De son côté Marie est à la fois fragile et battante. Fragile parce que son mariage ne lui a pas apporté la confiance qu’elle méritait et forte, parce qu’elle sait ce qu’elle ne veut pas. Dès sa première rencontre avec Horse, l’attirance est immédiate et elle ne comprend pas, car c’est un mélange d’envie et de crainte. Je ne suis pas fan de son côté trop soumise, malgré les mots durs de Horse qui la traite comme un macho arrogant. Je suis déçue qu’elle ne s’affirme pas plus, mais dans l’univers des bikers ça ne m’étonne pas plus que ça. Mais le respect et la douceur m’ont manqué pour être emportée.

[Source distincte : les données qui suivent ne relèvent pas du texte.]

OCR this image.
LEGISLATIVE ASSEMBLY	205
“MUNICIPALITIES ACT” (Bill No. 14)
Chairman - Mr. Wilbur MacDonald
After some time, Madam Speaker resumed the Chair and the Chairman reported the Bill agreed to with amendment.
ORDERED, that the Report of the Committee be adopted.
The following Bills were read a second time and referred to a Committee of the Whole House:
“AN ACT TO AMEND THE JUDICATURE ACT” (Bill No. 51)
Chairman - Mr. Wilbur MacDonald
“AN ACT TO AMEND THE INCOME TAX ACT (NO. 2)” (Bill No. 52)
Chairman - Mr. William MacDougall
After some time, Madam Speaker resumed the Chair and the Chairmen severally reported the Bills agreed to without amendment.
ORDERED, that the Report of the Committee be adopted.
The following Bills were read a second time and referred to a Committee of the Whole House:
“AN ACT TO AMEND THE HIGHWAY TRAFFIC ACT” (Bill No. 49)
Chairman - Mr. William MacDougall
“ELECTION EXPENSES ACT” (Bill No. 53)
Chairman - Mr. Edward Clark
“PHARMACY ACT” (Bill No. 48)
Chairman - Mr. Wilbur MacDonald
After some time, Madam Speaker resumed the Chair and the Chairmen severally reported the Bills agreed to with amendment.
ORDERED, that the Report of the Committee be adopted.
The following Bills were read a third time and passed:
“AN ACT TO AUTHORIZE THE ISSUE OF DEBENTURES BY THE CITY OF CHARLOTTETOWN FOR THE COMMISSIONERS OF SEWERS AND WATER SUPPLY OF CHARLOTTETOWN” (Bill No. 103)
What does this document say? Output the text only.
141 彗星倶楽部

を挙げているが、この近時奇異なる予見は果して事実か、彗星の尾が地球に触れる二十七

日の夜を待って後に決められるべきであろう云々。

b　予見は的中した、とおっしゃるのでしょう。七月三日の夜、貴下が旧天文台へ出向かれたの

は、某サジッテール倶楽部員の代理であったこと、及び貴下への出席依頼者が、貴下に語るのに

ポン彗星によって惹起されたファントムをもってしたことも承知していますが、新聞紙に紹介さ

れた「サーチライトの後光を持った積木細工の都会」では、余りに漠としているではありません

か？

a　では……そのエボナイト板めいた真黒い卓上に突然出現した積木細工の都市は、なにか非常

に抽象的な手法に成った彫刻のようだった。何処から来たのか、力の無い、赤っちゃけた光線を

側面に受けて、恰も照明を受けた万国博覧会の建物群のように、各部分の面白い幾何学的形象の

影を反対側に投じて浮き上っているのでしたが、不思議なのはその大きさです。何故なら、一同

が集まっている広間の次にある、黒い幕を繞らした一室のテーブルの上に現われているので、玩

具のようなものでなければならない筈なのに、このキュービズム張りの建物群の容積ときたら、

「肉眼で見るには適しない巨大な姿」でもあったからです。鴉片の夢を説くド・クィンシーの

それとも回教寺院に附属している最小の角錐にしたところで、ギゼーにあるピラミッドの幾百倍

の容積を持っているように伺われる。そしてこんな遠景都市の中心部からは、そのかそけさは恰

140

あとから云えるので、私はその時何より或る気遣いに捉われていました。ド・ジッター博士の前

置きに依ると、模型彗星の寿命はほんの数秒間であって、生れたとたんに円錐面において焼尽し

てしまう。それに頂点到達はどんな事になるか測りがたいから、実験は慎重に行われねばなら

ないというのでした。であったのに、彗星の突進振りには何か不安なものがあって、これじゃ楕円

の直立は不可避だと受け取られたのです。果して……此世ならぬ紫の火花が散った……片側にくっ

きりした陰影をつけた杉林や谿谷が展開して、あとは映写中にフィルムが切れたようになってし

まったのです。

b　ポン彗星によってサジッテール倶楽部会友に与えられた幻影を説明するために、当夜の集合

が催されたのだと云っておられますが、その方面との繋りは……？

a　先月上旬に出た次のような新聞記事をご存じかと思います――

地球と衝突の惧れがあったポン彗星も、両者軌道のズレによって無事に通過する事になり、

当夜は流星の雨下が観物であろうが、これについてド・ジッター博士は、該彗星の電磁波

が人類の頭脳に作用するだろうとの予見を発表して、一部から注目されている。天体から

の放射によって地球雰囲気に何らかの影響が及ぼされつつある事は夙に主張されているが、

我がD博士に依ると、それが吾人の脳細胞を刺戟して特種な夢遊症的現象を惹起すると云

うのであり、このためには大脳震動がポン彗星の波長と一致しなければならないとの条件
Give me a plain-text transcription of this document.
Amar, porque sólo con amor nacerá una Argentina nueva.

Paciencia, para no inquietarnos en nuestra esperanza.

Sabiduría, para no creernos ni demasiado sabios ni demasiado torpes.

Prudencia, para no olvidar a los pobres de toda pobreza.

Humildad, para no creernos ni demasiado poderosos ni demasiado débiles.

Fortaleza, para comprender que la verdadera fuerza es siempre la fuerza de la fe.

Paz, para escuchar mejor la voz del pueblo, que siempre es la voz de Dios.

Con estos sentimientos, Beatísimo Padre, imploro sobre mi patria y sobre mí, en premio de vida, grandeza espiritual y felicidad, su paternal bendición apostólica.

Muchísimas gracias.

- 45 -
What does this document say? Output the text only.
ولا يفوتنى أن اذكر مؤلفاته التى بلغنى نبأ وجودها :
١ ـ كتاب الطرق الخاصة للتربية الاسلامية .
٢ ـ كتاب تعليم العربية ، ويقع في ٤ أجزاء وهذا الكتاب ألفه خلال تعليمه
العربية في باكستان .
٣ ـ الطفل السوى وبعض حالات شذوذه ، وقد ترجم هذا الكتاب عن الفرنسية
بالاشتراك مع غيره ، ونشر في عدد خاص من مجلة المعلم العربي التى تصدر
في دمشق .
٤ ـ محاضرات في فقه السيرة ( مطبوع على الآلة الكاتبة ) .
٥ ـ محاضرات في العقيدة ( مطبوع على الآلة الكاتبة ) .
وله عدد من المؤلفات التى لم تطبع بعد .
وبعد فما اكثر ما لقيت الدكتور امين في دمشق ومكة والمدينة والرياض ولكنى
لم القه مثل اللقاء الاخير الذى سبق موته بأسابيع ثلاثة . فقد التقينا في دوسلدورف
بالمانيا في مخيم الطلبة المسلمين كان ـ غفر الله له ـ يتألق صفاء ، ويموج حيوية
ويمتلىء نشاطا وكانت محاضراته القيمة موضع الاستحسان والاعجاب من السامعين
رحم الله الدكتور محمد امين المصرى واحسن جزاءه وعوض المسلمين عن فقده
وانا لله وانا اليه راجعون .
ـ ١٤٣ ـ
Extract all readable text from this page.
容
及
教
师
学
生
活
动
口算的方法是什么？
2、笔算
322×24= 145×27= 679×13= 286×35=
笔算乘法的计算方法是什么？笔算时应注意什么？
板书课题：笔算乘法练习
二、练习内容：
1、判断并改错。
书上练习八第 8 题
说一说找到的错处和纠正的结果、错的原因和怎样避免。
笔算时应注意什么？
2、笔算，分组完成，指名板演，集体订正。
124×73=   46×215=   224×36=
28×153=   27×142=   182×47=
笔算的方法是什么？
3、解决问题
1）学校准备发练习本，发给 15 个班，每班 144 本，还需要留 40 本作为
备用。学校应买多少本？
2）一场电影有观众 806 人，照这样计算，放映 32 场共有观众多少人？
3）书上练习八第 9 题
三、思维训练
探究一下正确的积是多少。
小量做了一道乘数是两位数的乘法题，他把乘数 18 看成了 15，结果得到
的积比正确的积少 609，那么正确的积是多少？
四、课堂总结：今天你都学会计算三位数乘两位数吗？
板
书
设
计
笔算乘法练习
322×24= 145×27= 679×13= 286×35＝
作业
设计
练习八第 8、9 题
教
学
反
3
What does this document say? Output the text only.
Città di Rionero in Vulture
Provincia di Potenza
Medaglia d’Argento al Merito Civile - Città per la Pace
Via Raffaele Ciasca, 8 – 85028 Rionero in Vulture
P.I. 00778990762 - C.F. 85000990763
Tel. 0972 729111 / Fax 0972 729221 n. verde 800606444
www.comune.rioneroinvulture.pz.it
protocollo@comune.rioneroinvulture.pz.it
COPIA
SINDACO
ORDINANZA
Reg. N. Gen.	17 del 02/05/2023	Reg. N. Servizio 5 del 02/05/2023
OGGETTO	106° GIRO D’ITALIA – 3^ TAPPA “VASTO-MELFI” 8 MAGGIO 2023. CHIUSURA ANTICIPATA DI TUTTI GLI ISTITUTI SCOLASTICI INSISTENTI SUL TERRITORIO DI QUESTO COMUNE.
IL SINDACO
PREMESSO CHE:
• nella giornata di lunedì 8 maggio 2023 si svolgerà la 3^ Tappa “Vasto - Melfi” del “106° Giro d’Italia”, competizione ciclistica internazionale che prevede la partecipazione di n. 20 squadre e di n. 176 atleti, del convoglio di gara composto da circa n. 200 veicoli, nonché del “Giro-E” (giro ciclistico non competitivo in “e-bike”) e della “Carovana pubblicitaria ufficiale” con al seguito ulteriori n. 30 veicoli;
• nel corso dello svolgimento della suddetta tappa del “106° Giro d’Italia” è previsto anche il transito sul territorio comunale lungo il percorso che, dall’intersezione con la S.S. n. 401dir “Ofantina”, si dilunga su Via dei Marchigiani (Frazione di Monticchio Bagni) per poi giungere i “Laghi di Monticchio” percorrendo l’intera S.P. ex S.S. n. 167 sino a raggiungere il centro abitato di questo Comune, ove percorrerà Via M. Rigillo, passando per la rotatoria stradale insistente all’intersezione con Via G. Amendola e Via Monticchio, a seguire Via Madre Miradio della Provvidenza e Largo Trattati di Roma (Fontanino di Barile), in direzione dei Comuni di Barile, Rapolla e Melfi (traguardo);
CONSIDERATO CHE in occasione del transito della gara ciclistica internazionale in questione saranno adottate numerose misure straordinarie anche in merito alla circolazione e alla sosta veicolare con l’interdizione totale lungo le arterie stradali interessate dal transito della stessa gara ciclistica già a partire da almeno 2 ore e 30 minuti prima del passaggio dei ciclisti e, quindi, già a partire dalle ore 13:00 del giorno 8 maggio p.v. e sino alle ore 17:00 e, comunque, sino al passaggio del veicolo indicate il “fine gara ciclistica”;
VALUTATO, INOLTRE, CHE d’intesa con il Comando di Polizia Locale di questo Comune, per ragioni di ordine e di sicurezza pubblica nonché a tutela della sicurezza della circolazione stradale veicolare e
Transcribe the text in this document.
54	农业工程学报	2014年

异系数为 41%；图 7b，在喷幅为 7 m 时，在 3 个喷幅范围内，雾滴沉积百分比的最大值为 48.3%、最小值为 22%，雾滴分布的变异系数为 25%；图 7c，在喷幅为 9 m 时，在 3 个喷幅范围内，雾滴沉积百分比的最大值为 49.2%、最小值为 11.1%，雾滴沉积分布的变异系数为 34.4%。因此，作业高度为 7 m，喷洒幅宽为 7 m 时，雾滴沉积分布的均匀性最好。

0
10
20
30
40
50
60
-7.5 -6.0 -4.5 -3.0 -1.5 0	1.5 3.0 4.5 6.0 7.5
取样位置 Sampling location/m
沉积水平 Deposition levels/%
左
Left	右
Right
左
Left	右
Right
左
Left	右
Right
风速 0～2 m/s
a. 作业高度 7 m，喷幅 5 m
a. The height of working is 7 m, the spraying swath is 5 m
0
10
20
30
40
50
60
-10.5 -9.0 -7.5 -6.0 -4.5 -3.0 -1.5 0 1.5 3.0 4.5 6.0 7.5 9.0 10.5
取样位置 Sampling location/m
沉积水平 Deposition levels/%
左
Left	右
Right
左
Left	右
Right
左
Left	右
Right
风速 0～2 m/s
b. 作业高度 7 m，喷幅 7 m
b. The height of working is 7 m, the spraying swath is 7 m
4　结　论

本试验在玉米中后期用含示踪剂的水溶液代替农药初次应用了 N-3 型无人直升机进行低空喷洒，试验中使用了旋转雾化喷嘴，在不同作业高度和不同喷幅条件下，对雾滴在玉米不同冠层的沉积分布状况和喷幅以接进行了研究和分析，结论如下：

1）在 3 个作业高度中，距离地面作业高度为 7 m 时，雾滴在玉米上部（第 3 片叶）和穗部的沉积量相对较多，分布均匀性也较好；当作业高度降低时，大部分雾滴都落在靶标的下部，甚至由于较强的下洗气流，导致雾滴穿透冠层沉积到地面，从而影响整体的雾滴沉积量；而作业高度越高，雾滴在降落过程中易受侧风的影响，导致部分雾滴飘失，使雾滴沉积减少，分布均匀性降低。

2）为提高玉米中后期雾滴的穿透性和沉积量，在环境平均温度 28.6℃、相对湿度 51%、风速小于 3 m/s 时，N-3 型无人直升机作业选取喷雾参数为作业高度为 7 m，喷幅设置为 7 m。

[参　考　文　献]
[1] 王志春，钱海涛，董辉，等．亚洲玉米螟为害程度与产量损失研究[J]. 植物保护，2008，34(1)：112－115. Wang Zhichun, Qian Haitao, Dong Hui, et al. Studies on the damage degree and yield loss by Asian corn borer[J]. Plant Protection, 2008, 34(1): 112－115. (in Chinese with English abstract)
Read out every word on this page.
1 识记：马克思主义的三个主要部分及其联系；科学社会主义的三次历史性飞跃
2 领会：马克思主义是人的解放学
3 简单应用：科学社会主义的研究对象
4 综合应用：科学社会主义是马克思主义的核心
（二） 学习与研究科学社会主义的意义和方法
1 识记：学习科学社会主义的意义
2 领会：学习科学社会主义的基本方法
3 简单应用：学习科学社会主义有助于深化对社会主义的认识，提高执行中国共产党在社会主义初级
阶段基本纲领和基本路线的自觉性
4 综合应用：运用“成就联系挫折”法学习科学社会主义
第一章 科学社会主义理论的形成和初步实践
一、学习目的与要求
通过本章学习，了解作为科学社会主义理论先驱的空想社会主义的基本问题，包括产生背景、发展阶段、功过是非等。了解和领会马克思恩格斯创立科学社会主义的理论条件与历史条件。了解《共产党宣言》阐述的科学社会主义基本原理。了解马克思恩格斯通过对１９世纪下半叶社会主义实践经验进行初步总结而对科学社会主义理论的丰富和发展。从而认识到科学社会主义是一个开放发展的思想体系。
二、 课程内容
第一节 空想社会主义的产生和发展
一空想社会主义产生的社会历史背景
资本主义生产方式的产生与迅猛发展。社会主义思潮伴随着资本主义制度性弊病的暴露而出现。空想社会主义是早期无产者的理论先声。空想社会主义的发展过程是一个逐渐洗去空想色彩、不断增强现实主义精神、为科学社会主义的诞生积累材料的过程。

Sans compter que la gestion temporelle est assez particulière et le début m’a un peu perdu avec les retours avant/après, puis j’ai finis par m’habituer  au style sans m’en rendre compte.

L’intérêt c’est la particularité de la romance, qui ne ressemble à aucune autre. Le monde des bikers est violent, leurs règles sont moyenâgeuses et certaines répliques m’ont faut hurler pendant ma lecture. Je pense avoir plus accroché qu’Indéniable parce que justement les choses sont faussées et l’univers adouci. Je suis une éternelle romantique et ce milieu ne me fait pas rêver, je ne suis pas certaine de lire la suite, non pas parce qu’il est mauvais, mais parce que je suis dans la recherche d’une relation plus attendrissante. Je ne pense pas qu’un biker se reconnaîtrait dans ce roman et c’est peut-être ce qui m’a dérangée. Je reste perplexe sur mon ressenti, sans savoir si j’ai réellement appréciée.